25 dingen die je misschien wilt weten over Carl Weenink

1) Mijn allereerste auto was een Datsun 120Y. Hij was zeegroen. Dat laatste lijkt misschien een onbelangrijk detail, maar ik dacht tot op het moment dat ‘ie total loss werd gereden dat ‘ie blauw was. Dat brengt me op punt 2).

2) Ik ben behoorlijk kleurenblind.

3) Ik haalde mijn rijbewijs bij de vijfde poging. Ik heb in 30 jaar sturen één keer brokken gemaakt. Eenzijdig maar hij telde dubbel.

4) Mijn eerste vakantiebaantje was bij het bedrijf van mijn vader. Daar liep ik de hele dag in het magazijn te sjouwen met uitlaten en accu’s. In de lunchpauze mocht ik kijken als ‘de echte mannen’ gingen klaverjassen.

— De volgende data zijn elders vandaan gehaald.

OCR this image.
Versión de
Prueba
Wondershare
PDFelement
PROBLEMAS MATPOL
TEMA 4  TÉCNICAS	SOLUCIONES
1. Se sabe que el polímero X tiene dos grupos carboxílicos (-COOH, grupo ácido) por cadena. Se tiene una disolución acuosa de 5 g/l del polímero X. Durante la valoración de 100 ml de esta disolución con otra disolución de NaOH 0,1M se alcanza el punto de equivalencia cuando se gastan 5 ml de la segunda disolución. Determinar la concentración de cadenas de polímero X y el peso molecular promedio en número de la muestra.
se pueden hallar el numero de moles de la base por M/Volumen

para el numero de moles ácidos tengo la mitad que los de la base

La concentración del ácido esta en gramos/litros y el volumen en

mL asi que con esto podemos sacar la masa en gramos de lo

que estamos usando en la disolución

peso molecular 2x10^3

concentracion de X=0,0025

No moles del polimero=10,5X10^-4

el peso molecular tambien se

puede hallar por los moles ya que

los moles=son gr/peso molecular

5) Mijn eerste ‘echte’ baan was fietsenmaker. Daarna volgde een serie commerciële functies. Deels in de retail, deels B2B in (vooral) de buitendienst. Van het huis-aan-huis verkopen van abonnementen tot verkoopleider. The school of hard knocks.

6) In 1987 werd ik uiteindelijk tóch nog wat ik altijd wilde worden: journalist. Bij de Nieuwe Noordhollandse Courant. Derde klasser, nul dienstjaren. Ik leverde bijna 1.000 gulden netto salaris per maand in. En een auto van de zaak.

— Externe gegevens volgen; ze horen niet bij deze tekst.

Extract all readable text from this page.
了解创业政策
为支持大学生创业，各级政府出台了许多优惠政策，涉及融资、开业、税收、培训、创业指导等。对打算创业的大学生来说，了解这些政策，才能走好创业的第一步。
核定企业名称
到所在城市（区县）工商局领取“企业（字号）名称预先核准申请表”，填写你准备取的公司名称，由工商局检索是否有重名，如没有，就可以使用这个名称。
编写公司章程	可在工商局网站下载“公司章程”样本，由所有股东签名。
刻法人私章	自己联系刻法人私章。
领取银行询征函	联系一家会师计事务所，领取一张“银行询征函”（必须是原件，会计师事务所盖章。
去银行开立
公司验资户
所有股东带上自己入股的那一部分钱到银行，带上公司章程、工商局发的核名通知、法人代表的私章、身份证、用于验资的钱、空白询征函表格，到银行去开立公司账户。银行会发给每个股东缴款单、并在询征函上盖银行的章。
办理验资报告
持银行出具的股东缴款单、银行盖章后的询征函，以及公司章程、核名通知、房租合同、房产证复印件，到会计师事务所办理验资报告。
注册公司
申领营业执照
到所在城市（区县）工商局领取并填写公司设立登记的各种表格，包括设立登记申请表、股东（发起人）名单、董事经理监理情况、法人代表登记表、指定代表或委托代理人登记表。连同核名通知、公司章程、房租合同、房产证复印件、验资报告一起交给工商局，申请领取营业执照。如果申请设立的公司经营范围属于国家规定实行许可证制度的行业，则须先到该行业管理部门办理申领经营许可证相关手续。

7) Ik heb thuis behalve de beste gymjuf van Nederland als echtgenote, twee gozertjes rondlopen. De een uit 2000, de ander uit 2003. Toen vond ik het wel zat. De gymjuf niet, maar ik heb voet bij stuk gehouden.

8 ) Ik was 6 toen ik met mijn vader voor het eerst naar Ajax ging. Het grote Ajax, met Cruijff, Keizer, Swart en noem maar op. Ajax won met 3-0. Ik weet niet meer van wie, maar ik geloof Go Ahead, wat toen nog Go Ahead Eagles heette. Het was in De Meer. We liepen hand in hand naar het stadion.

9 ) Ik ben geboren in Amsterdam Oost. Verhuisde puberend naar Purmerend. Dat ging niet vrijwillig.

10) Ik was ‘tail back’ bij de Amsterdam Crusaders. Nederlands kampioen in (ik geloof) 1988. We versloegen aartsvijand Amsterdam Rams. Touch down in het vierde kwart. Niet gescoord die wedstrijd, wel MVP.

11) Ik werd niet toegelaten tot de School voor de Journalistiek in Utrecht. Heb voor 4 kranten geschreven en honderden magazines.  Die selectieprocedure bleek niet best in elkaar te steken…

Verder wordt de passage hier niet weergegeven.